Managing multilingual identities is like playing chess: you use your quick-thinking analytical skills to move between different coloured blocks, making deliberate decisions about who you are, who you want to be or who you have to be, and what you want others to see; negotiating your way through a maze of outside perceptions, inner understandings and carefully chosen representations of self to a sometimes monochrome and fallaciously monolingual and mono-cultural world. However, a multilingual life is much more colourful, complex and multidimensional than a bi-coloured chess board.

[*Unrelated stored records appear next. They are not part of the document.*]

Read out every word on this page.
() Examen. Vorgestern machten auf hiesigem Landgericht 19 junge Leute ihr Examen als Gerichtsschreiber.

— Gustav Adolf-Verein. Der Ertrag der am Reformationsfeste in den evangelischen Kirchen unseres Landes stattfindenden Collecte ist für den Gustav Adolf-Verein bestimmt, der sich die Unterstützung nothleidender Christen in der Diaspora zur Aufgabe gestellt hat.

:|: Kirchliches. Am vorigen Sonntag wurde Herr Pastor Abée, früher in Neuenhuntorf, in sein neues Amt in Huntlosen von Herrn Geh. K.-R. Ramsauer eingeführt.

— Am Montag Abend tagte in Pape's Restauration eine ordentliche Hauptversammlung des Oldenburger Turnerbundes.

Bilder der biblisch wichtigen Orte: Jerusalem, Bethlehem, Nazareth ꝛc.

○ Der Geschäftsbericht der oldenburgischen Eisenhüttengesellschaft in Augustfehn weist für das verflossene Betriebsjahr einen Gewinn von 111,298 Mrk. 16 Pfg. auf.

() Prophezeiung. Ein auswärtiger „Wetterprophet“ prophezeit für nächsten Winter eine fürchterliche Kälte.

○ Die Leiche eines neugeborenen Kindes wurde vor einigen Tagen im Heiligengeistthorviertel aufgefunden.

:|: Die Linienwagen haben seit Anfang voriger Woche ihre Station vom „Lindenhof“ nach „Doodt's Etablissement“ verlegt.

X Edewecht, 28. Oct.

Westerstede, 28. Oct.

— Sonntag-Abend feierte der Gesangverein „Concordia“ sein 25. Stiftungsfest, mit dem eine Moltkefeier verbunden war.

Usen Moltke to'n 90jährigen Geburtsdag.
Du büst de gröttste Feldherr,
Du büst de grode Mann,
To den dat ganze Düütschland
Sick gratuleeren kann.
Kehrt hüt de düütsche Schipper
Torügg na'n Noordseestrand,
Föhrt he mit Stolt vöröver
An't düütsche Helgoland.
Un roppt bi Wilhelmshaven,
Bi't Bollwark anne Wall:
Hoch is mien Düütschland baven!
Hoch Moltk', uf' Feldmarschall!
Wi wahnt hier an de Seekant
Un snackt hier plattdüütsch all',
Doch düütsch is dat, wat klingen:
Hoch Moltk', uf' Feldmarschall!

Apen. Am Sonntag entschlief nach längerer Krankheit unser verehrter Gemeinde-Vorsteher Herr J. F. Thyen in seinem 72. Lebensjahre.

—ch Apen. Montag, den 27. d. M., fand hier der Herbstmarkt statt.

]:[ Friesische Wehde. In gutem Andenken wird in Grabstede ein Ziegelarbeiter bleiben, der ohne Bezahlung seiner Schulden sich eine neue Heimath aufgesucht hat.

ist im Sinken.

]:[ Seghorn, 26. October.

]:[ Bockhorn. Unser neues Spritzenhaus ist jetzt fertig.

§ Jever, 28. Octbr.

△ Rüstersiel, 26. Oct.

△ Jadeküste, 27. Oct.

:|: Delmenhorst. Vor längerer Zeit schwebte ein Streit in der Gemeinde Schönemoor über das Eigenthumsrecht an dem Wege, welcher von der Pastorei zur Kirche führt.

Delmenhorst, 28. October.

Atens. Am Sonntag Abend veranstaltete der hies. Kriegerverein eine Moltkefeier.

Identity is about constancy and difference (who I am and who I am not); self-representation and perception (what I want the world to see and what the world sees); agency and imposition (the amount of control I have over my identity construction and the weight of social structures). Identity evolves and changes, grows different affinities and acquires distinctive hues throughout life. One develops multiple identities in any context – you are a mother, a daughter, a wife, a professional, a choir singer, an activist and a friend – in a multilingual life, these identities cross borders, languages, cultures and expected behaviours: you speak to your parents in one language, communicate with your husband in his language, develop a mum-son relationship in a third language and speak to your friends in the language your relationship was first shaped in.
Garcia (2009) refers to translanguaging as a phenomenon where bilinguals have constant access to their language repertoires, systems and discourse practices and use these resources to maximise their communicative potential; thus, a multilingual person is not two or three distinct monolinguals in one person, but a whole made up of various different linguistic parts. In terms of identity, I would like to invent the term transidentifying. Thus the difficulty for a bilingual to answer the question: ‘So, do you feel more South African or Portuguese?’ I always feet ‘put on the spot’, as I don’t feel more or less of one or the other and I always feet like a traitor if I chose one over another. I’m not even both, which is the answer I end up using, I just am!
Identity doesn’t always depend on a language; it depends on the experience or period of life, on the feelings and the persons involved. School for me invokes sunny days in English and Afrikaans; mum conjures up caring and worrying in Portuguese; meeting my hubby evokes hot deserts and ‘habibi’ in Arabic; my son’s education will forever be linked to France. However, other’s perceptions also provide a different prism through which to see yourself: at a Fête des Voisins (Neighbours Day celebrated in May in France) one of my neighbours said how happy he was to have met me, adding, ‘You are the first Portuguese person I know, who speaks French with an English accent’. I also confused a lovely North African young girl, who couldn’t quite match my name to my paleness and accent, and the French will always ask me if I’m English, due to my ‘petit accent anglais’. Are these my French identities?
I would probably say that I’m South African with Portuguese background, living in France, working in and studying through British organisations, married to an Egyptian, and a fervent supporter of multilingualism!
Garcia, O. 2009. Education, multilingualism and translanguaging in the 21st century. In: Mohanty, Panda, Phillipson and Skutnabb-Kangas. (eds).
Multilingual Education for Social Justice: Globalising the Local.